D. Crippling skeletal fluorosis is the only adverse health
effect accepted by EPA, and the only one it considered in setting
the MCL of 4 mg/l. According to EPA, this effect occurs when
an individual is exposed to more than 20 mg/day for 20 years
or more. EPA, however, cannot document the rationale for selecting
this effect level in accordance with accepted regulatory procedures.
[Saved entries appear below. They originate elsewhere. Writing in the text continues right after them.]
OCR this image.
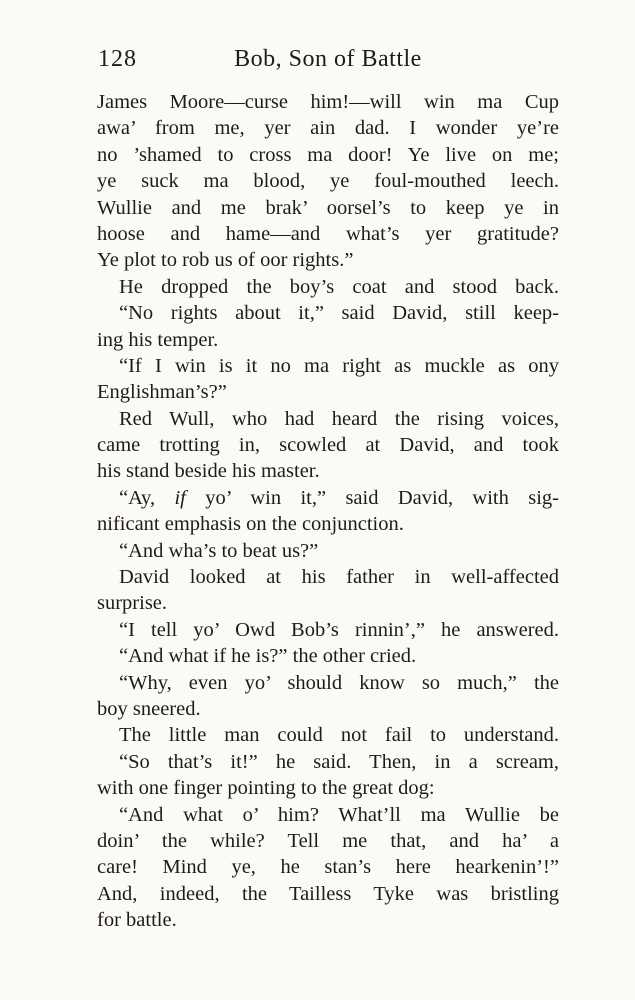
128	Bob, Son of Battle
James Moore—curse him!—will win ma Cup
awa’ from me, yer ain dad. I wonder ye’re
no ’shamed to cross ma door! Ye live on me;
ye suck ma blood, ye foul-mouthed leech.
Wullie and me brak’ oorsel’s to keep ye in
hoose and hame—and what’s yer gratitude?
Ye plot to rob us of oor rights.”
He dropped the boy’s coat and stood back.
“No rights about it,” said David, still keep-
ing his temper.
“If I win is it no ma right as muckle as ony
Englishman’s?”
Red Wull, who had heard the rising voices,
came trotting in, scowled at David, and took
his stand beside his master.
“Ay, if yo’ win it,” said David, with sig-
nificant emphasis on the conjunction.
“And wha’s to beat us?”
David looked at his father in well-affected
surprise.
“I tell yo’ Owd Bob’s rinnin’,” he answered.
“And what if he is?” the other cried.
“Why, even yo’ should know so much,” the
boy sneered.
The little man could not fail to understand.
“So that’s it!” he said. Then, in a scream,
with one finger pointing to the great dog:
“And what o’ him? What’ll ma Wullie be
doin’ the while? Tell me that, and ha’ a
care! Mind ye, he stan’s here hearkenin’!”
And, indeed, the Tailless Tyke was bristling
for battle.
In fact, the government does not know what level of fluoride
in water can cause crippling skeletal fluorosis. Thus, its 4
mg/l standard has no scientific basis.
E. In violation of standards of scientific conduct requiring
that the MCL protect all citizens, EPA set a level that will
cause crippling skeletal fluorosis in 20 years for about 1%
of the population, according to its own stated toxic dose of
20 mg/day, and its own data showing 1% of the population drinks
more than 5.5 l/day.
F. In further violation of professional ethics, it can also
be demonstrated that EPA did not consider, in deriving its standard,
arthritic pains - the earliest sign of crippling skeletal fluorosis,
and did not derive a safe dose for this effect. Thus, while
recommending the addition of fluoride to drinking water, the
government does not know the lowest effect level for this stage
of the disease. There was evidence available to EPA in 1985,
which it ignored, that exposure to fluoride at 1 mg/l in drinking
water over a long period of time calcifies ligaments and tendons
causing arthritic pains, and may be responsible for the alarming
increase in cases of repetitive stress injury.
G. It is clear that fluoride is mutagenic, and that it may
well cause cancer, although both are continuously denied by
the government. Buried in the report of the National Toxicology
Program study on the effects of fluoride in rats and mice were
the results of a battery of four genetic toxicology studies
showing fluoride to be a mutagen. Three studies were positive
for mutagenicity and one was negative. The negative study was
invalid based on testimony of the originator of the test itself,
Dr. Bruce Ames.
15. It is my best judgment, reached with a high degree of scientific
certainty, that fluoridation presents unacceptable risks to public
health, and that the government cannot prove its claims of safety.